No, rabbits can’t eat chicken feed. Rabbits are herbivores (they eat a plant based diet) and chickens are omnivores (they eat plants and animals) and as such they have different dietary requirements. Rabbits will get hardly any nutritional benefit from eating chicken feed, but could end up with health issues if they do eat it.
Chicken feed is a mixture made up of crushed grains, protein, starch, and supplements. This combination is designed for chickens. If rabbits eat a little they should be okay, but they’ll face a wide range of issues if they eat chicken feed regularly.
Read on to find out more – including the risks, what to do if your rabbit eats chicken feed, and tips to keep your rabbit away from chicken feed.
Rabbits are grazers, and the smell and texture of chicken feed will keep your rabbit munching, even if the very food they’re eating is causing them harm.
Though it isn’t toxic, rabbits eating chicken feed can cause issues like:
- Gastrointestinal problems: Eating the wrong diet, especially foods low in fiber and high in protein, can lead to issues in your rabbit’s body. This can be in the form of blockages or imbalances of bacteria in the gut. Signs of this include bloating, loss of appetite, and inability to pass stool. All require immediate treatment from a vet.
- Diarrhea: A rapid response to something not being right in your rabbit’s gut is loose stools or diarrhea. If you notice this, speak to a vet.
- GI stasis: When your rabbit’s gut movement slows, and they’ll get gassy, making them bloat and causing them pain. This can be fatal so if you suspect your pet has this, get to a vet ASAP. Other signs include not eating or going to the toilet.
- Obesity: Chicken feed is high in calories, which gets stored as fat in your rabbit’s body. Your rabbit’s weight gain will eventually lead to obesity which comes with joint problems, breathing difficulty, limited movement, and more.
- Dental problems: If your rabbit doesn’t get enough fiber, their teeth won’t be worn down as much as they should be. This will become painful and impact your rabbit’s eating habits.
- Hepatic lipidosis: A condition caused by too much fat being stored in the liver. They’d lose their appetite, be lethargic, and their toilet habits would slow or stop.
- Bladder stones: Excess calcium can cause kidney and bladder issues for rabbits. Chicken feed has calcium supplements, and rabbits make their own calcium so any extra is too much. They’ll require surgery to remove the stones. Signs of bladder stones are blood in urine, pain, appetite loss, and urination problems.
Furthermore, if your chickens and rabbits are mixing, it leaves opportunity for further issues such as the chickens defecating in the rabbit’s food, which can spread illness. The two species can also end up fighting and becoming territorial. It’s not a good idea for rabbits and chickens to share food, or space.

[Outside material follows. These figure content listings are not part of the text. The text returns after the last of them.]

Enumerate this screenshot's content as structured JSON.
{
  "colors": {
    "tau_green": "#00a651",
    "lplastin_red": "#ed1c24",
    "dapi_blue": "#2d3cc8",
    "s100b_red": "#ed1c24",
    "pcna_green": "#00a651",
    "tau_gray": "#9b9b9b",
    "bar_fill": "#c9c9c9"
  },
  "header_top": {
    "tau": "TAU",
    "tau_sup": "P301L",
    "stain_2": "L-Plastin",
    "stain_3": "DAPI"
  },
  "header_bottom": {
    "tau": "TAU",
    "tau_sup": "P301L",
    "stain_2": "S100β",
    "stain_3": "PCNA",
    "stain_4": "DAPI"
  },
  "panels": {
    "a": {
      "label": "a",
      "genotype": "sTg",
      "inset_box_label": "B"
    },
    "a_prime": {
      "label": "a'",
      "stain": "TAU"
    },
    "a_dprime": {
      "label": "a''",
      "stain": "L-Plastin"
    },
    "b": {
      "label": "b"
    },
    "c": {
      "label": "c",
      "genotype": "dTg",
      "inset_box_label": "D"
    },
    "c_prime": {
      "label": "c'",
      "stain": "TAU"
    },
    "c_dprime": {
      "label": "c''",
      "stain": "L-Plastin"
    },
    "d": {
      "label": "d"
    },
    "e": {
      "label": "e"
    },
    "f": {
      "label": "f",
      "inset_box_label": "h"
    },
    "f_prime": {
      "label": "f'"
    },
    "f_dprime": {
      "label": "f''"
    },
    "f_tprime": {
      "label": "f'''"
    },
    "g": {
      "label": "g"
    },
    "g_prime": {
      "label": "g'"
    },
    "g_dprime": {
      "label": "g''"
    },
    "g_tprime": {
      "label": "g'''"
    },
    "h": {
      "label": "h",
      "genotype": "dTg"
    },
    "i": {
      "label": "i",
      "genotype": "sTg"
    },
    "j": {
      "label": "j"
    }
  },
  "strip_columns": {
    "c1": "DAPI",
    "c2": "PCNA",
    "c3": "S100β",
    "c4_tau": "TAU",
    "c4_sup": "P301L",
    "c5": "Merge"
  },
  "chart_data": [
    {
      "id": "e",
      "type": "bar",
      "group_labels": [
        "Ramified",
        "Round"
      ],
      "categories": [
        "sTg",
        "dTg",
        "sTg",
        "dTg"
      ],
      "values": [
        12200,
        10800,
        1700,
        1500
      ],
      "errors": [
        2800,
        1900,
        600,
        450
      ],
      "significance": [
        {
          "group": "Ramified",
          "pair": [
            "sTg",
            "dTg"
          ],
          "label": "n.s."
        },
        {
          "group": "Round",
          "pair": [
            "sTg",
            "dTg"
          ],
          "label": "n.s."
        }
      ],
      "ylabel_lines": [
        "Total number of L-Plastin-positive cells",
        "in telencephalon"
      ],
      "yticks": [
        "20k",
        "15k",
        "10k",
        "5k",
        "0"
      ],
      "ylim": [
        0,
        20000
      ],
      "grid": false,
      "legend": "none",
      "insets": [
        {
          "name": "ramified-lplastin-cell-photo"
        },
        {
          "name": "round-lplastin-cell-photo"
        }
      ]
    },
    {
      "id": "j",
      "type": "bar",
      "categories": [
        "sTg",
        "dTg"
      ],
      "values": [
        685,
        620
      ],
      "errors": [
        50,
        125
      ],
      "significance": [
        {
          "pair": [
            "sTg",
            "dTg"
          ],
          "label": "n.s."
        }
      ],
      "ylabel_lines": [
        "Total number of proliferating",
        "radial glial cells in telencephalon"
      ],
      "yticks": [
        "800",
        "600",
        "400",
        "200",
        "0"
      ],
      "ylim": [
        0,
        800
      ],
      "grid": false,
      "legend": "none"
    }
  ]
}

If you catch your rabbit helping themselves to chicken feed ,the first thing to do is to remove the feed from the rabbit. Whichever way works best – securing your rabbit elsewhere or collecting and moving the feed.
You then need to observe your rabbit. Monitor them for any changes in their toilet habit (like diarrhea or suddenly not pooping), changes in appetite (not eating normal amounts or at all), and watch for any out of character behavior.

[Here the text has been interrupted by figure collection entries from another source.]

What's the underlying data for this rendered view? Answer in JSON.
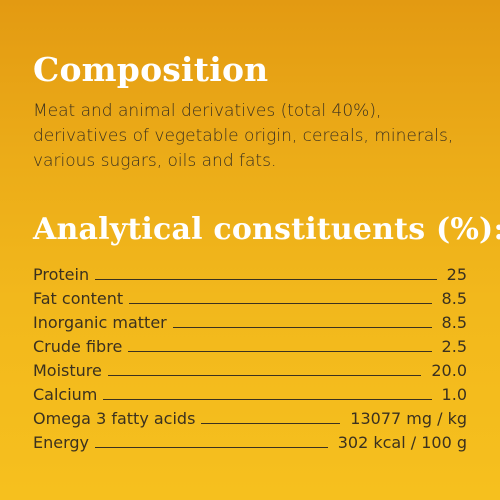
{
  "composition": {
    "heading": "Composition",
    "lines": [
      "Meat and animal derivatives (total 40%),",
      "derivatives of vegetable origin, cereals, minerals,",
      "various sugars, oils and fats."
    ]
  },
  "analytical": {
    "heading": "Analytical constituents (%):",
    "rows": [
      {
        "label": "Protein",
        "value": "25"
      },
      {
        "label": "Fat content",
        "value": "8.5"
      },
      {
        "label": "Inorganic matter",
        "value": "8.5"
      },
      {
        "label": "Crude fibre",
        "value": "2.5"
      },
      {
        "label": "Moisture",
        "value": "20.0"
      },
      {
        "label": "Calcium",
        "value": "1.0"
      },
      {
        "label": "Omega 3 fatty acids",
        "value": "13077 mg / kg"
      },
      {
        "label": "Energy",
        "value": "302 kcal / 100 g"
      }
    ]
  },
  "colors": {
    "heading": "#ffffff",
    "text": "#3b311f",
    "background_top": "#e39a12",
    "background_bottom": "#f6c01e"
  }
}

If your rabbit shows any usual behavior, it’s worth taking them to a vet for a check over and to get ahead of any problems. If they haven’t had any sort of reaction, they might have avoided any issues.
Regardless, make sure they’re eating a balanced diet with plenty of hay and water. Always monitor your rabbit, and learn about which foods are safe or should be avoided.
Although accidents do sometimes happen, there’s a few precautions you can take to try and prevent your rabbit from eating chicken feed:
- Clean up any remaining chicken feed that is leftover. This is especially important if your rabbits and chickens share an enclosure.
- Feed your rabbits and chickens separately where possible.
- Store chicken feed in a secure container. Rabbits are surprisingly clever, and can break into containers or bags, so a secure place to keep the feed in will make it harder for your rabbit to steal any.
- Watch your rabbit closely. Leaving them unattended means if they do find their way to chicken feed, you won’t be as fast as you would’ve been to act. A quick response could be a difference maker in their recovery.
Rabbits need to eat a controlled diet to ensure that they get all the nutrients that they need. Follow these guidelines to give your rabbit the best food for them to stay healthy.
- Hay: Your rabbit needs unlimited hay to get all the fiber that they need. This is important for digestion and their teeth.
- Water: Your rabbit should have access to drinking water at all times.
- Vegetables: You should give your rabbit a variety of raw vegetables every day. This provides vitamins and minerals for your pet.
- Pellets: Your rabbit should be given a daily bowl of pellets every day to top up their diet.
- Treats: Your rabbit can have unhealthy snacks as treats up to twice per week. Alternate the type of treat to prevent boredom.
No, chickens shouldn’t eat rabbit food. Though they might be tempted if there’s rabbit food in front of them, eating the food from another species is likely to upset their stomachs and offer little to no nutritional value. This works the same for rabbits eating chicken food.